A key moment to watch, Miller suggested, would be on 8 May, when the state department is due to issue a formal report on whether Israel is in compliance with international humanitarian law.

“I would be stunned if the administration made a judgment that the Israelis are out of compliance – in large part because Gaza is not the only issue,” Miller said.

Administration officials point to the fact that a major new war has not so far been ignited with Hezbollah in Lebanon as a success for US diplomacy, but the constant exchange of fire over Israel’s northern border is a reminder that the threat is still festering. Most observers expect a substantial conflict within a year.

Hezbollah would present a much more serious military challenge than Hamas, with a reputed arsenal of more than 100,000 missiles and rockets.

“If you begin this process of conditioning weapons, it will be seen as a very strong message to the world community that America no longer has Israel’s back,” the former senior official said.

“Hamas is the least of Israel’s problems. Putting conditions on arms would be a message to Hezbollah, to the Iranians, and the Syrians and the Houthis, who are looking around and trying to see if they can break Israel apart.”

The Biden administration also believes that conditionality would not work as leverage on Benjamin Netanyahu’s rightwing coalition, which galvanises its core supporters by defying Washington.

“The idea that the Israelis would simply roll over and say: we give up? I don’t buy it,” Miller said. “It’s not just Netanyahu. It’s the entire government, it’s the public, which does not prioritise aid deliveries. They have not been exposed to the appalling humanitarian catastrophe in Gaza.”

The Israeli government would not just ignore US signals, political observers say. Netanyahu would go further, most likely coming to the US to make common cause with Republicans, and imply that Biden had betrayed Israel in the face of terrorism.

Netanyahu did the same to Barack Obama in 2015 when Republicans invited him to address a joint session of Congress. The current speaker, Michael Johnson, has said he plans to invite Netanyahu again at the height of an election year, an election in which the Israeli leader clearly favours Donald Trump.

At home, Biden’s material support of Israel has alienated Arab-Americans, other minorities, young and progressive Democrats, and as a result has jeopardised his prospects for winning the key swing state of Michigan at the very least, and with it possibly the whole general election.

A policy U-turn now would not be guaranteed to win those votes back, while it would risk alienating the instinctively pro-Israel parts of the Democratic coalition.

“Within the Democratic coalition, there’s a very strong group of people, primarily American Jews, who would want a different government in Israel, but remain committed to the support of Israel,” Henry Olsen, a senior fellow at the Ethics and Public Policy Center, said.

The last president to threaten to block weapons supplies to Israel was Republican Ronald Reagan, while the last Democratic president to seriously alienate Jewish Americans in his own party was Jimmy Carter, who authorised secret contacts in 1979 with the Palestinian Liberation Organisation, and paid an electoral price the following year, losing the 1980 election.

“There are many key states, like Pennsylvania or Arizona, that have a small but sizable Jewish constituency,” Olsen said.

Progressive Democrats argue that the scale of the humanitarian catastrophe, and the implications of potential US complicity in it, render such traditional political calculations obsolete.
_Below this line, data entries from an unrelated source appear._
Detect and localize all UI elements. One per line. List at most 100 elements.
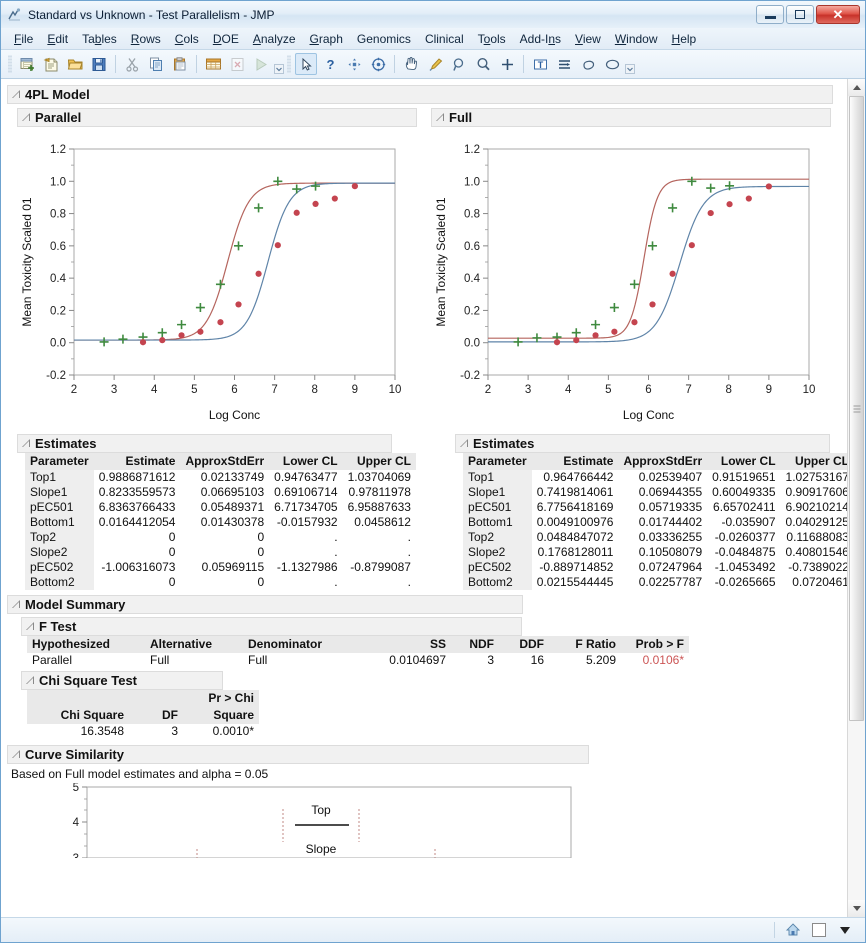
copy-icon[interactable] xyxy=(145,53,167,75)
magnifier-icon[interactable] xyxy=(448,53,470,75)
table-row[interactable]: Top1 0.9886871612 0.02133749 0.94763477 1.03… xyxy=(25,470,416,485)
table-row[interactable]: Top2 0 0.. xyxy=(25,530,416,545)
table-row[interactable]: Top1 0.964766442 0.02539407 0.91519651 1.027… xyxy=(462,470,847,485)
column-header-denominator[interactable]: Denominator xyxy=(243,636,363,653)
menu-item-add-ins[interactable]: Add-Ins xyxy=(513,30,568,48)
window-icon[interactable] xyxy=(809,921,829,939)
table-row[interactable]: Bottom1 0.0049100976 0.01744402 -0.035907 0.… xyxy=(462,515,847,530)
column-header-upper-cl[interactable]: Upper CL xyxy=(780,453,847,470)
column-header-ndf[interactable]: NDF xyxy=(451,636,499,653)
table-row[interactable]: Bottom2 0 0.. xyxy=(25,575,416,590)
column-header-estimate[interactable]: Estimate xyxy=(531,453,619,470)
lasso-zoom-icon[interactable] xyxy=(472,53,494,75)
chart-curve-similarity[interactable]: 5 4 3 Top Slope xyxy=(7,782,847,865)
cut-icon[interactable] xyxy=(121,53,143,75)
table-row[interactable]: Top2 0.0484847072 0.03336255 -0.0260377 0.11… xyxy=(462,530,847,545)
column-header-square[interactable]: Square xyxy=(183,707,259,724)
run-script-icon[interactable] xyxy=(250,53,272,75)
data-table-icon[interactable] xyxy=(202,53,224,75)
scroller-icon[interactable] xyxy=(367,53,389,75)
column-header-lower-cl[interactable]: Lower CL xyxy=(707,453,781,470)
menu-item-cols[interactable]: Cols xyxy=(168,30,206,48)
oval-tool-icon[interactable] xyxy=(601,53,623,75)
menu-item-clinical[interactable]: Clinical xyxy=(418,30,471,48)
toolbar-grip[interactable] xyxy=(8,55,12,73)
table-row[interactable]: Slope1 0.8233559573 0.06695103 0.69106714 0.… xyxy=(25,485,416,500)
disclosure-triangle-icon[interactable] xyxy=(25,675,36,686)
outline-model-summary[interactable]: Model Summary xyxy=(7,595,523,614)
open-file-icon[interactable] xyxy=(64,53,86,75)
column-header-df[interactable]: DF xyxy=(129,707,183,724)
menu-item-graph[interactable]: Graph xyxy=(303,30,350,48)
menu-item-analyze[interactable]: Analyze xyxy=(246,30,303,48)
table-row[interactable]: Bottom2 0.0215544445 0.02257787 -0.0265665 0… xyxy=(462,575,847,590)
column-header-ddf[interactable]: DDF xyxy=(499,636,549,653)
home-icon[interactable] xyxy=(783,921,803,939)
outline-parallel[interactable]: Parallel xyxy=(17,108,417,127)
outline-f-test[interactable]: F Test xyxy=(21,617,522,636)
column-header-approxstderr[interactable]: ApproxStdErr xyxy=(618,453,708,470)
outline-estimates-parallel[interactable]: Estimates xyxy=(17,434,392,453)
menu-item-rows[interactable]: Rows xyxy=(124,30,168,48)
journal-icon[interactable] xyxy=(226,53,248,75)
menu-item-file[interactable]: File xyxy=(7,30,40,48)
scroll-track[interactable] xyxy=(848,96,865,900)
crosshair-move-icon[interactable] xyxy=(343,53,365,75)
outline-full[interactable]: Full xyxy=(431,108,831,127)
menu-item-window[interactable]: Window xyxy=(608,30,665,48)
text-annotate-icon[interactable]: T xyxy=(529,53,551,75)
menu-item-view[interactable]: View xyxy=(568,30,608,48)
table-row[interactable]: Slope1 0.7419814061 0.06944355 0.60049335 0.… xyxy=(462,485,847,500)
disclosure-triangle-icon[interactable] xyxy=(25,621,36,632)
disclosure-triangle-icon[interactable] xyxy=(21,112,32,123)
disclosure-triangle-icon[interactable] xyxy=(11,599,22,610)
disclosure-triangle-icon[interactable] xyxy=(11,749,22,760)
table-row[interactable]: Slope2 0.1768128011 0.10508079 -0.0484875 0.… xyxy=(462,545,847,560)
column-header-f-ratio[interactable]: F Ratio xyxy=(549,636,621,653)
vertical-scrollbar[interactable] xyxy=(847,79,865,917)
table-row[interactable]: 16.3548 3 0.0010* xyxy=(27,724,259,739)
outline-4pl-model[interactable]: 4PL Model xyxy=(7,85,833,104)
minimize-button[interactable] xyxy=(756,5,784,24)
disclosure-triangle-icon[interactable] xyxy=(435,112,446,123)
table-row[interactable]: pEC501 6.8363766433 0.05489371 6.71734705 6.… xyxy=(25,500,416,515)
hand-grabber-icon[interactable] xyxy=(400,53,422,75)
column-header-chi-square[interactable]: Chi Square xyxy=(27,707,129,724)
column-header-alternative[interactable]: Alternative xyxy=(145,636,243,653)
scroll-thumb[interactable] xyxy=(849,96,864,721)
toolbar-grip-2[interactable] xyxy=(287,55,291,73)
scroll-up-button[interactable] xyxy=(848,79,865,96)
column-header-hypothesized[interactable]: Hypothesized xyxy=(27,636,145,653)
menu-item-tables[interactable]: Tables xyxy=(75,30,124,48)
polygon-tool-icon[interactable] xyxy=(577,53,599,75)
caret-down-icon[interactable] xyxy=(835,921,855,939)
menu-item-edit[interactable]: Edit xyxy=(40,30,75,48)
menu-item-help[interactable]: Help xyxy=(665,30,704,48)
table-row[interactable]: pEC502 -1.006316073 0.05969115 -1.1327986 -0… xyxy=(25,560,416,575)
column-header-prob---f[interactable]: Prob > F xyxy=(621,636,689,653)
arrow-select-icon[interactable] xyxy=(295,53,317,75)
close-button[interactable]: ✕ xyxy=(816,5,860,24)
column-header-upper-cl[interactable]: Upper CL xyxy=(342,453,416,470)
menu-item-tools[interactable]: Tools xyxy=(471,30,513,48)
chart-parallel[interactable]: -0.2 0.0 0.2 0.4 0.6 0.8 1.0 1.2 2 3 4 5 6 7 8 9 10 Log C… xyxy=(17,127,417,432)
menu-item-genomics[interactable]: Genomics xyxy=(350,30,418,48)
line-tool-icon[interactable] xyxy=(553,53,575,75)
crosshairs-icon[interactable] xyxy=(496,53,518,75)
table-row[interactable]: pEC502 -0.889714852 0.07247964 -1.0453492 -0… xyxy=(462,560,847,575)
column-header-parameter[interactable]: Parameter xyxy=(25,453,94,470)
toolbar-overflow-button-2[interactable] xyxy=(624,52,635,76)
maximize-button[interactable] xyxy=(786,5,814,24)
new-data-table-icon[interactable] xyxy=(16,53,38,75)
disclosure-triangle-icon[interactable] xyxy=(11,89,22,100)
outline-estimates-full[interactable]: Estimates xyxy=(454,434,830,453)
outline-chi-square-test[interactable]: Chi Square Test xyxy=(21,671,223,690)
scroll-down-button[interactable] xyxy=(848,900,865,917)
column-header-estimate[interactable]: Estimate xyxy=(93,453,181,470)
paste-icon[interactable] xyxy=(169,53,191,75)
question-help-icon[interactable]: ? xyxy=(319,53,341,75)
brush-icon[interactable] xyxy=(424,53,446,75)
table-row[interactable]: Parallel Full Full 0.0104697 3 16 5.209 0.0106* xyxy=(27,653,689,668)
table-row[interactable]: pEC501 6.7756418169 0.05719335 6.65702411 6.… xyxy=(462,500,847,515)
new-script-icon[interactable] xyxy=(40,53,62,75)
The sheer scale of the tragedy makes the unthinkable thinkable, they say.

“I think President Biden has surrounded himself with a lot of people who are hawkish, who are deeply aligned with the rightwing lobby of Aipac [American Israel Public Affairs Committee, the main Israeli lobby in the US],” Usamah Andrabi, communications director for Justice Democrats, said. “He should instead align himself with the voters that got him elected in the first place.”

Andrabi added: “At a certain point, the administration and our party have to ask ourselves, what are we willing to be complicit in?”